There is a longer path that is done only in the summer that passes through a penguin and a shorter one that is made in winter that does not pass through the penguin. So, if you go in the winter do not hope to see the penguins as this time of year they migrate north.
Beagle Channel Navigation
The route I took was Isla de Los Pájaros, Isla de Los Lobos, Faro Les Eclaireurs and Isla Bridges. This entire trip has a total duration of 4 hours, already counting the time you go down for a short walk on Isla Bridges.
As you leave the port, you will start to see the city of Ushuaia getting more and more distant.
First Stop: Isla de los Pájaros
After half an hour of sailing through the Beagle Channel, you will arrive at Isla de los Pájaros where you can see a large number of birds, in addition to the royal and imperial cormorants that are characteristic of this region. Cormorants are hunters and can submerge up to 30 meters below the water in search of food.
Second Stop: Isla de los Lobos
The second stop will be on Isla de Los Lobos, where it is possible to spot a large number of sea wolves. Despite the pleasant view, the smell is quite strong. At this point, it is very complicated to take good pictures because the boat rocks a lot.

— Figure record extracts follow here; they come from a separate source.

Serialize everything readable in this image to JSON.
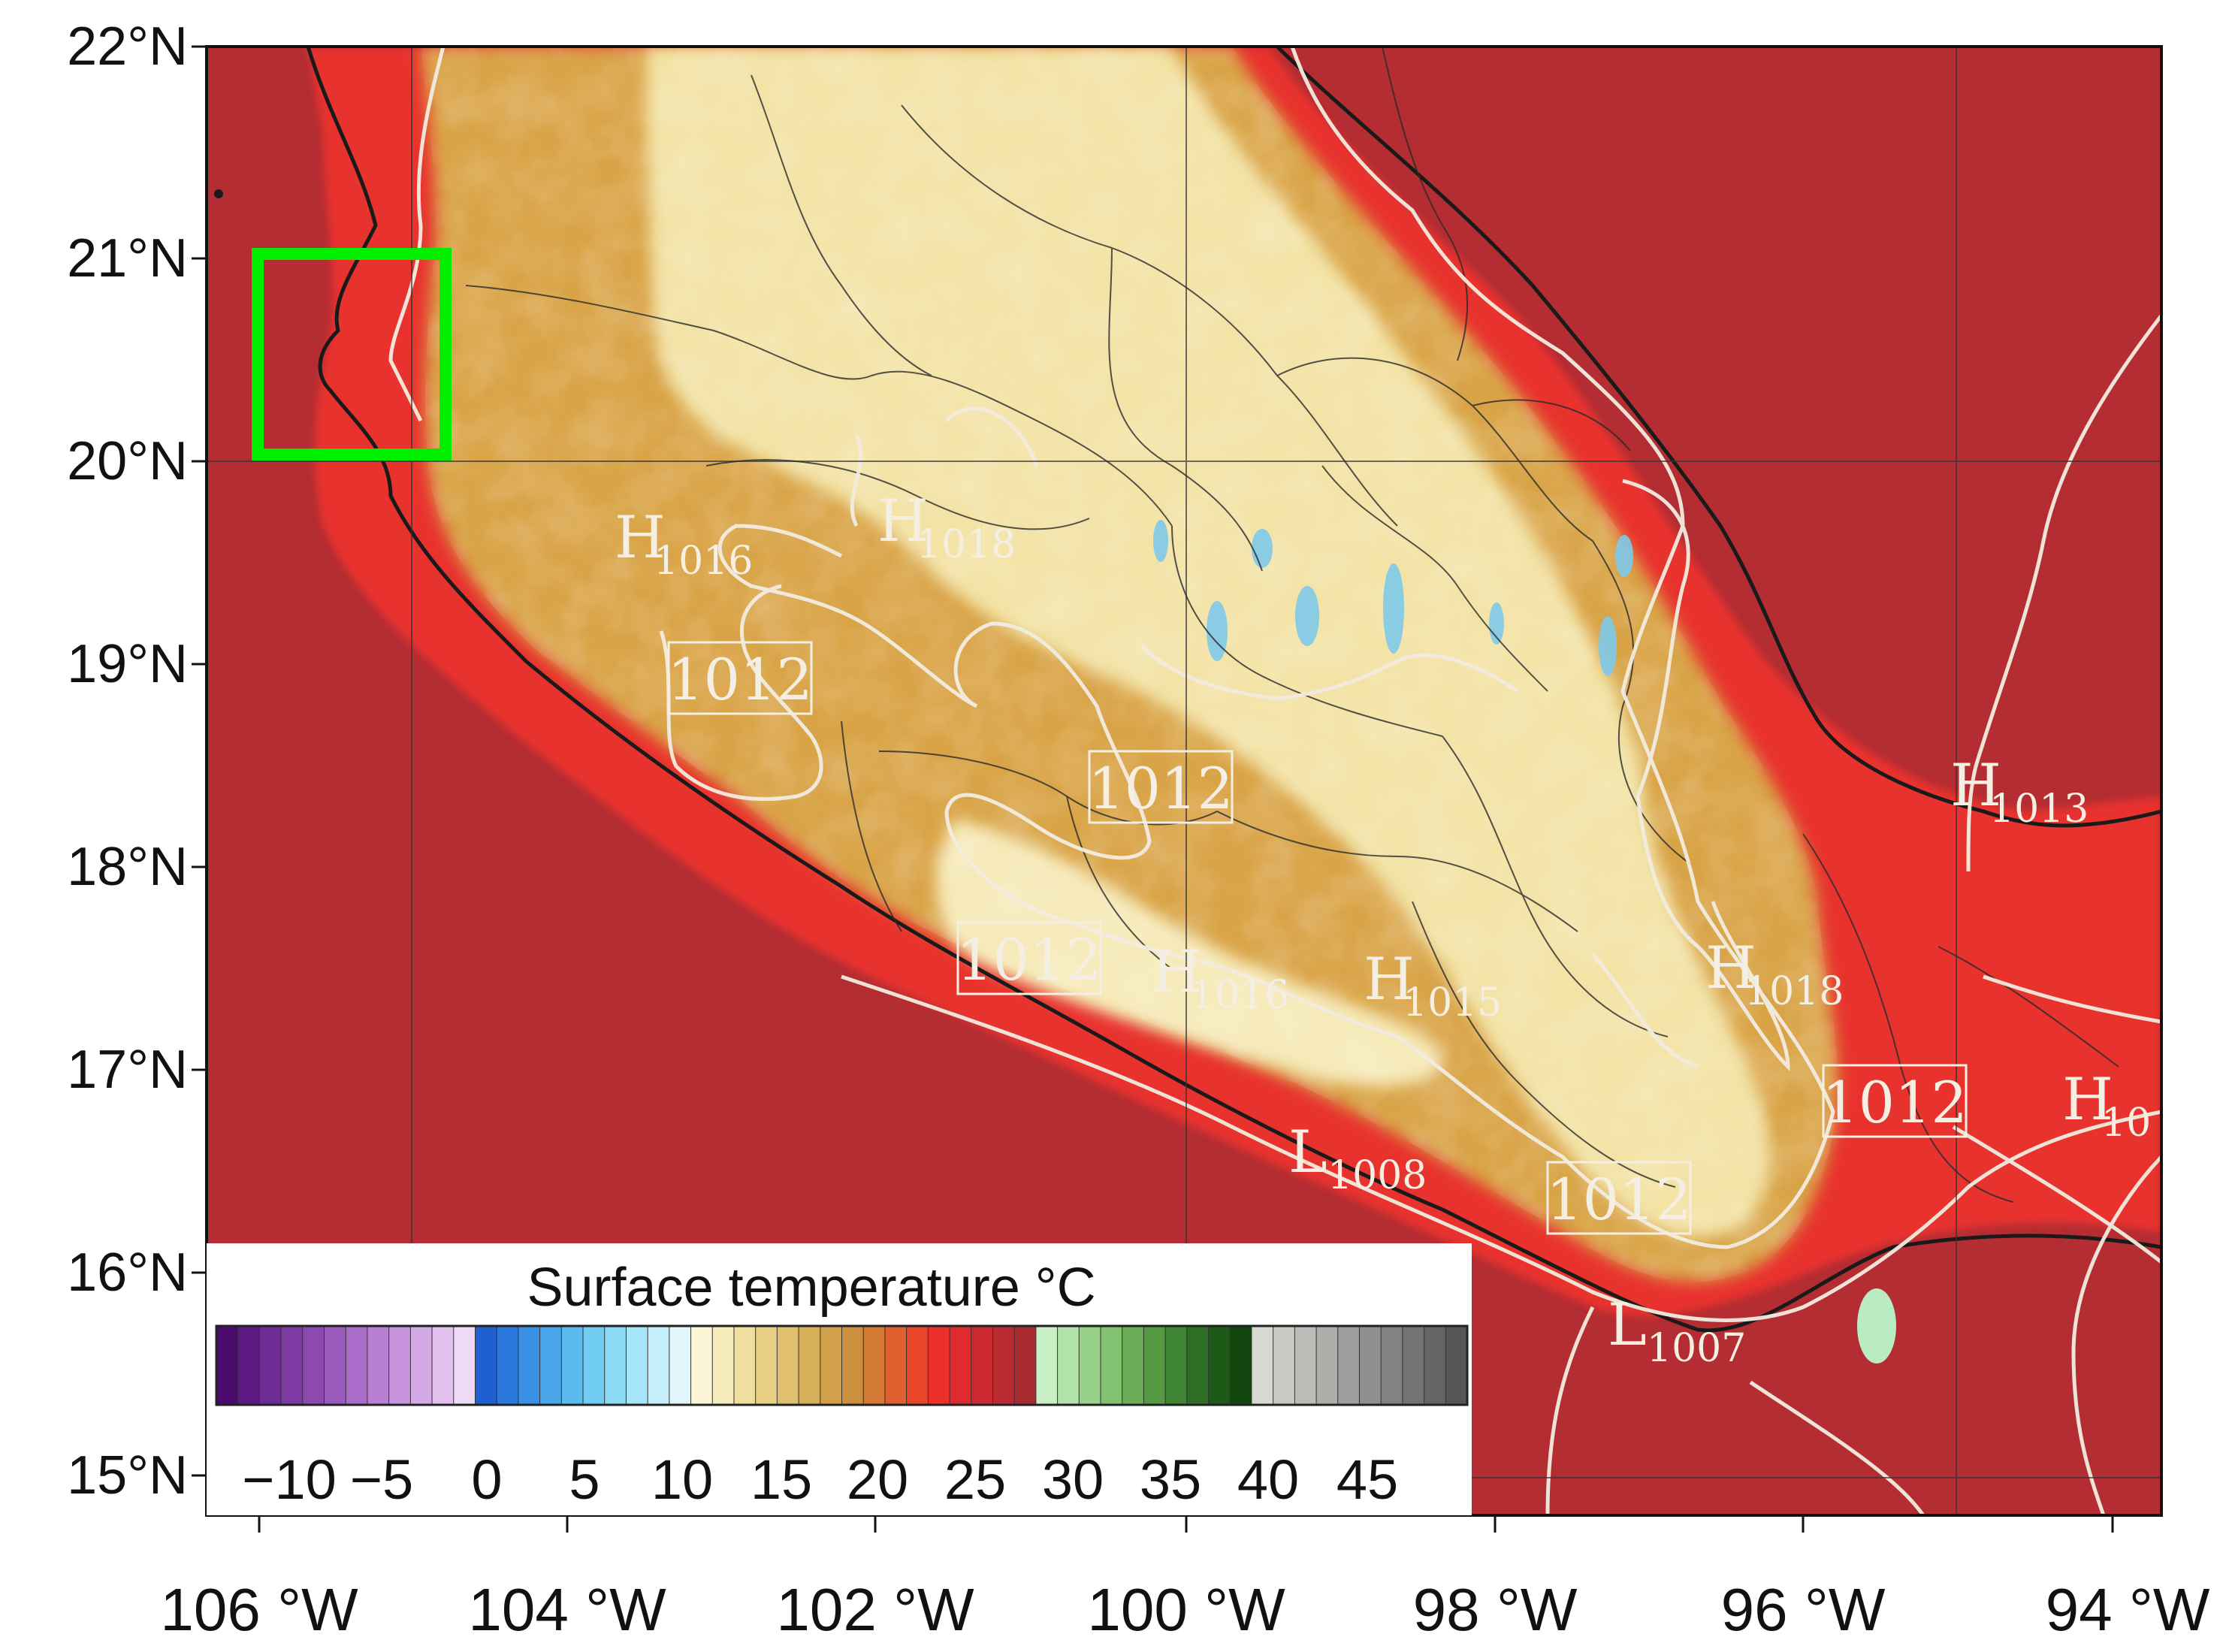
{
  "lat_labels": [
    "22°N",
    "21°N",
    "20°N",
    "19°N",
    "18°N",
    "17°N",
    "16°N",
    "15°N"
  ],
  "lon_labels": [
    "106 °W",
    "104 °W",
    "102 °W",
    "100 °W",
    "98 °W",
    "96 °W",
    "94 °W"
  ],
  "contour_labels": [
    {
      "text": "1012",
      "boxed": true
    },
    {
      "text": "1012",
      "boxed": true
    },
    {
      "text": "1012",
      "boxed": true
    },
    {
      "text": "1012",
      "boxed": true
    },
    {
      "text": "1012",
      "boxed": true
    }
  ],
  "pressure_centers": [
    {
      "letter": "H",
      "value": "1016"
    },
    {
      "letter": "H",
      "value": "1018"
    },
    {
      "letter": "H",
      "value": "1016"
    },
    {
      "letter": "H",
      "value": "1015"
    },
    {
      "letter": "H",
      "value": "1018"
    },
    {
      "letter": "H",
      "value": "1013"
    },
    {
      "letter": "H",
      "value": "10"
    },
    {
      "letter": "L",
      "value": "1008"
    },
    {
      "letter": "L",
      "value": "1007"
    }
  ],
  "legend": {
    "title": "Surface temperature °C",
    "tick_labels": [
      "−10",
      "−5",
      "0",
      "5",
      "10",
      "15",
      "20",
      "25",
      "30",
      "35",
      "40",
      "45"
    ],
    "colors": [
      "#4a0a6e",
      "#5c1a82",
      "#6d2b94",
      "#7d3aa3",
      "#8c4ab1",
      "#9a5bbd",
      "#a96cc8",
      "#b87fd2",
      "#c693dc",
      "#d4a9e6",
      "#e2c1ee",
      "#eedaf5",
      "#1f5fcf",
      "#2b78dc",
      "#3a90e4",
      "#4aa6ea",
      "#5bbbef",
      "#71ccf3",
      "#8ad9f5",
      "#a6e4f7",
      "#c4eef9",
      "#e0f6fb",
      "#fbf5d6",
      "#f6ebbb",
      "#efdea0",
      "#e8cf86",
      "#e0c06e",
      "#d8b05a",
      "#d1a04a",
      "#cb903e",
      "#d47a34",
      "#e05f2e",
      "#e8472c",
      "#ec302b",
      "#e12a2e",
      "#cc2a30",
      "#b92a31",
      "#a82a30",
      "#c8f0c4",
      "#b1e2a7",
      "#98d28a",
      "#82c16f",
      "#6bae57",
      "#549a43",
      "#3f8533",
      "#2c6f24",
      "#1d5a17",
      "#12450e",
      "#d8d8d2",
      "#c9c9c4",
      "#bbbbb7",
      "#adadaa",
      "#9e9e9c",
      "#90908f",
      "#828282",
      "#737374",
      "#646466",
      "#555558"
    ]
  },
  "highlight_box_color": "#00ee00"
}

Third Stop: Faro les Eclaireurs
This is one of the main tourist spots in Ushuaia and the highlight of Navigation through the Beagle Channel. Faro Les Eclaireurs was opened in 1920 and is still in operation, automatically and not open to the public. Although located in Ushuaia, known as the City at the End of the World, this is not the Lighthouse at the End of the World. In fact, the Lighthouse at the End of the World is the Lighthouse of San Juan de Salvamento which is famous for being printed on the cover of Julio Verne’s book. Either way, it feels like being at the gateway to the end of the world.
Last Stop: Isla Bridges
After Faro Les Eclaireurs you can have coffee, chocolate and eat some cookies that are served by the guide. In the meantime, the boat will return on a different route than the outgoing one and will have its last stop on Isla Bridges. At this point, you can get off the boat and take a short 10-minute walk to the highest point on the island.
Erick Stengrat the Sailor
At this point, I had already made a lot of friends with the sailor, a gaucho fanatic for Grêmio and asked if I could take a picture sailing with the boat. He upgraded my order and let me sail for about 10 minutes towards the port of Ushuaia.
In the beginning, it is complicated since when you turn the rudder to the left the boat turns to the right and vice versa. In addition, the response time is a little slow, which makes you think that the boat has not turned enough and then ends up turning too much. It was certainly one of the highlights of this tour.